Se, em teoria, a ideia parecia boa, na prática, verteu-se em uma sequência de constrangimentos diplomáticos. Lula tem razão em fazer da política regional uma prioridade. O Brasil isolou-se nos últimos anos e perdeu protagonismo, ao mesmo tempo em que novos desafios se abateram sobre o subcontinente e que as instituições internacionais voltadas a integração perderam força e relevância.
Manter o diálogo com os vizinhos não somente é uma prerrogativa constitucional do Brasil, como atende também às nossas tradições de política externa, aos nossos interesses nacionais e às nossas ambições globais. Ao exaltar a legitimidade democrática de Nicolás Maduro, no entanto, Lula parece ter-se perdido no personagem. Ao relativizar a crise venezuelana, ele abriu espaço para que se alimente a percepção de que ou o presidente está mal-informado, ou está disposto a fazer malabarismos retóricos para defender aliados políticos a qualquer custo. Em nenhum dos dois casos, o cenário parece bom, tanto para sua própria liderança quanto para o Brasil que ele representa.
A crise política, econômica e humanitária na Venezuela está amplamente documentada. Tentar reduzi-la a construção de uma narrativa é impreciso e desonesto. Revela um olhar anacrônico sobre o país e a insistência em produzir uma política externa de retrovisor para o Brasil.
Como tantos analistas têm insistido em dizer, Lula está certo em manter-se aberto ao diálogo com todos os países e interlocutores, assim como tem razão em defender o fim do isolamento da Venezuela, política que não logrou êxito nos últimos anos. Isso não significa, no entanto, fechar os olhos para os excessos de Maduro. Perseguir uma política de não-alinhamento com o Ocidente e criticar a forma de exercer poder das lideranças do Norte, nada tem nada a ver com sustentar duplipensar.

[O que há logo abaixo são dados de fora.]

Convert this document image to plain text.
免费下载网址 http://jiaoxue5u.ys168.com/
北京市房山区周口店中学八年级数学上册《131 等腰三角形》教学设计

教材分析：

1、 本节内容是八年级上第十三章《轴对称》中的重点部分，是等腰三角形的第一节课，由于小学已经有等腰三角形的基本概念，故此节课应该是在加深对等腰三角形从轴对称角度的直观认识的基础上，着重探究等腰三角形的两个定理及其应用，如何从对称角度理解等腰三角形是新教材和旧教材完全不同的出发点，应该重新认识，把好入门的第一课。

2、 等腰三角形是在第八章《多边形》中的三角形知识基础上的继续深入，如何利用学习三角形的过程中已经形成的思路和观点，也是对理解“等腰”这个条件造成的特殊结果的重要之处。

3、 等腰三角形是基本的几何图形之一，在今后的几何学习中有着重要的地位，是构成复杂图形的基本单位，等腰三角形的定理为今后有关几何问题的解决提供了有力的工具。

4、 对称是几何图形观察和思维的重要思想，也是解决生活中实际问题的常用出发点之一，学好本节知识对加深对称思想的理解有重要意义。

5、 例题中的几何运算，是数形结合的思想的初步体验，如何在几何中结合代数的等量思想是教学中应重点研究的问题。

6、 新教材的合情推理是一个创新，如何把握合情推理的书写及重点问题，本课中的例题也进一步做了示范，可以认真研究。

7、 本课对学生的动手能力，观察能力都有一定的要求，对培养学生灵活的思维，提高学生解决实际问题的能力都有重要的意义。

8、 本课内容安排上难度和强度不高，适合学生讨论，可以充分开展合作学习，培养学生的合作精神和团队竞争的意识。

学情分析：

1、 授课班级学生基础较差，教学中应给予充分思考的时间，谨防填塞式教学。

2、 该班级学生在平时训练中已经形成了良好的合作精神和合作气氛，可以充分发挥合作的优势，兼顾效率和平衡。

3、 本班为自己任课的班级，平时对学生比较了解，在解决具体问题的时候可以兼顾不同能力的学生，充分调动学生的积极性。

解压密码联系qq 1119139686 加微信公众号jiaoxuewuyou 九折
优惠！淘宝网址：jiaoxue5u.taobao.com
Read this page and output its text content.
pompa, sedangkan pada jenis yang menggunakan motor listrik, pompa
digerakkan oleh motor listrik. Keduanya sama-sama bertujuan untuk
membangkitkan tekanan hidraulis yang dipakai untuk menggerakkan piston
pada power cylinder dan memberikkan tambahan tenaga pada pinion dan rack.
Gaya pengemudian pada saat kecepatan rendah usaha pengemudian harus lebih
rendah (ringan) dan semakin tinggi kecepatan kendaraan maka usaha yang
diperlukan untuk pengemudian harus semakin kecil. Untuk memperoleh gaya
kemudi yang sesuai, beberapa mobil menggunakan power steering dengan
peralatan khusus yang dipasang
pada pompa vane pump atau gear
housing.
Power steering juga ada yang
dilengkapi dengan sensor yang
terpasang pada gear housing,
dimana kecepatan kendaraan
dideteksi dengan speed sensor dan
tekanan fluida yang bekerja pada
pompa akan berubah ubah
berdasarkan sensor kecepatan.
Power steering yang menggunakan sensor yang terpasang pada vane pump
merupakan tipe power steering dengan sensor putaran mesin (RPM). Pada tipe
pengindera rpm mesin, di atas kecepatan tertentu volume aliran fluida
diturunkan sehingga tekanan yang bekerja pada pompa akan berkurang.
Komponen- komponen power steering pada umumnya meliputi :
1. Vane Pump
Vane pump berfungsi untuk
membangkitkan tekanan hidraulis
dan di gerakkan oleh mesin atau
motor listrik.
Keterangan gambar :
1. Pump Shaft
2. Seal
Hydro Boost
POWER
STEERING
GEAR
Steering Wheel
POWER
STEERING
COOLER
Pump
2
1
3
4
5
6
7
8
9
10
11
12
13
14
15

Para além da óbvia incoerência com nossos valores que isso representa, dois outros problemas também se agravam com esse comportamento:
1) depois da Ucrânia, o Brasil perde mais uma chance de ser visto como mediador razoável de uma crise repleta de sensibilidades, já que Lula passa a ser identificado pelos demais players sul-americanos como um ator excessivamente comprometido com Maduro e não como um negociador isento, apto a transitar por diferentes realidades e acomodar necessidades mútuas;
2) o discurso de Lula, além de acentuar animosidades desnecessárias entre os países da região, cria uma nuvem de fumaça que dispersa a discussão sobre problemas urgentes da América Latina, como os efeitos da crescente presença chinesa na região, a falta de infraestrutura, a necessidade de aumentar a competitividade dos países e os mecanismos a serem trabalhados para melhorar a qualidade de vida das populações.
Quanto mais inconstância e imprevisibilidade temos, mais oportunidades desperdiçamos.